OpenCV. Camera calibration and 3D reconstruction documentation. https://docs.opencv.org/4.x/d9/d0c/group__calib3d.html

Primary implementation reference for calibration, projection, stereo, and pose routines.

Open3D. RGB-D images and point cloud documentation. https://www.open3d.org/docs/release/tutorial/geometry/rgbd_image.html

Shows the practical library path from depth images to point clouds.

Yang, L. et al. (2024). Depth Anything V2. arXiv. https://arxiv.org/abs/2406.09414

Scales monocular metric depth estimation to 70 m using a ViT-L backbone and improved synthetic-to-real training. Read to understand how pseudo-label quality and backbone size jointly determine metric accuracy at outdoor robotic ranges.

Hu, W. et al. (2024). Metric3D v2: A Versatile Monocular Geometric Foundation Model for Zero-Shot Metric Depth and Surface Normal Estimation. arXiv. https://arxiv.org/abs/2404.15506

Achieves zero-shot metric depth across arbitrary camera intrinsics by canonicalizing depth before decoding. Read to understand how decoupling camera-space geometry from intrinsic parameters enables deployment without precise calibration files.

Keetha, N. et al. (2024). SplaTAM: Splat, Track and Map 3D Gaussians for Dense RGB-D SLAM. CVPR 2024. https://arxiv.org/abs/2312.02126

Demonstrates real-time Gaussian-splatting SLAM with simultaneous tracking and map densification. Read alongside the depth estimation material to understand how dense metric depth feeds directly into the Gaussian map update step.

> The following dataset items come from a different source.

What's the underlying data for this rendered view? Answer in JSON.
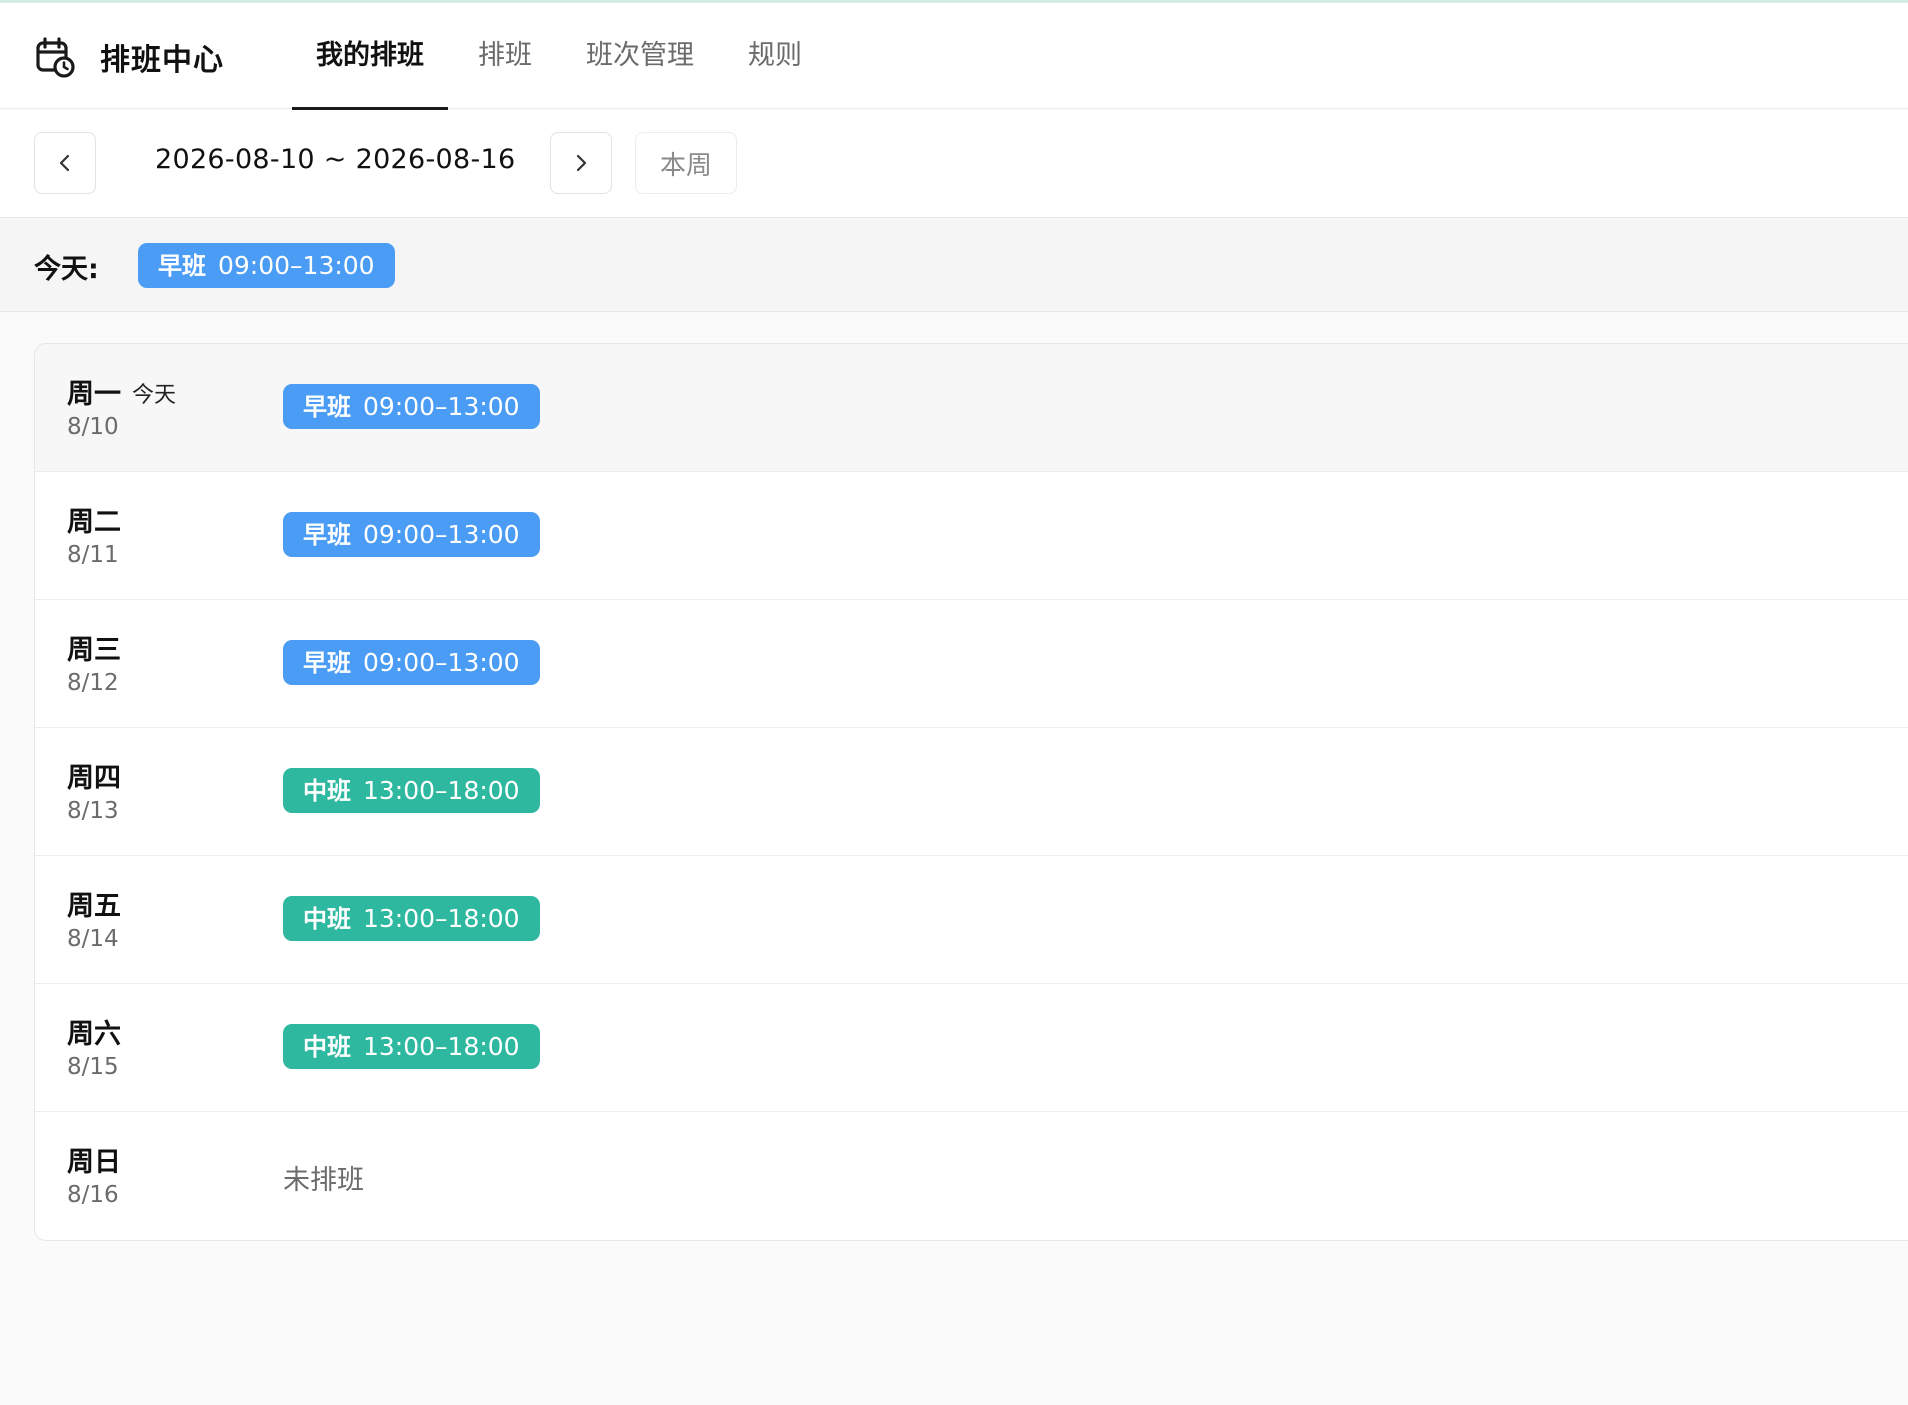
{
  "header": {
    "title": "排班中心",
    "tabs": [
      {
        "label": "我的排班",
        "active": true
      },
      {
        "label": "排班",
        "active": false
      },
      {
        "label": "班次管理",
        "active": false
      },
      {
        "label": "规则",
        "active": false
      }
    ]
  },
  "date_nav": {
    "range": "2026-08-10 ~ 2026-08-16",
    "this_week_label": "本周",
    "prev_icon": "chevron-left-icon",
    "next_icon": "chevron-right-icon"
  },
  "today": {
    "label": "今天:",
    "shift_name": "早班",
    "shift_time": "09:00–13:00"
  },
  "schedule": [
    {
      "day": "周一",
      "date": "8/10",
      "today_tag": "今天",
      "shift_name": "早班",
      "shift_time": "09:00–13:00",
      "color": "#4b9cf4"
    },
    {
      "day": "周二",
      "date": "8/11",
      "today_tag": "",
      "shift_name": "早班",
      "shift_time": "09:00–13:00",
      "color": "#4b9cf4"
    },
    {
      "day": "周三",
      "date": "8/12",
      "today_tag": "",
      "shift_name": "早班",
      "shift_time": "09:00–13:00",
      "color": "#4b9cf4"
    },
    {
      "day": "周四",
      "date": "8/13",
      "today_tag": "",
      "shift_name": "中班",
      "shift_time": "13:00–18:00",
      "color": "#2fb8a0"
    },
    {
      "day": "周五",
      "date": "8/14",
      "today_tag": "",
      "shift_name": "中班",
      "shift_time": "13:00–18:00",
      "color": "#2fb8a0"
    },
    {
      "day": "周六",
      "date": "8/15",
      "today_tag": "",
      "shift_name": "中班",
      "shift_time": "13:00–18:00",
      "color": "#2fb8a0"
    },
    {
      "day": "周日",
      "date": "8/16",
      "today_tag": "",
      "empty_text": "未排班"
    }
  ],
  "colors": {
    "early_shift": "#4b9cf4",
    "mid_shift": "#2fb8a0",
    "active_tab_underline": "#1a1a1a"
  }
}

Matsuki, H. et al. (2024). Gaussian Splatting SLAM. CVPR 2024. https://arxiv.org/abs/2312.06741

Extends Gaussian-splatting SLAM to monocular input using photometric and depth loss. Read to understand how monocular depth quality limits map scale accuracy and why metric depth models like Depth Anything v2 matter for SLAM pipelines.

Self Check

Can you name the representation, the consuming action, the uncertainty or freshness field, and the failure label for Depth estimation and metric scale? If any one is missing, the section is not yet ready for a robot replay log.

Key Takeaway

Metric depth is a contract among pixels, intrinsics, units, transforms, and uncertainty; remove any one of those and the action estimate becomes suspect.

Exercise 27.3.1

Given a camera with $f_x=600$, $c_x=320$, pixel $u=380$, and depth $z=2.0$ m, compute $X_c$. Then explain how a 10 percent depth-scale error changes a grasp clearance estimate.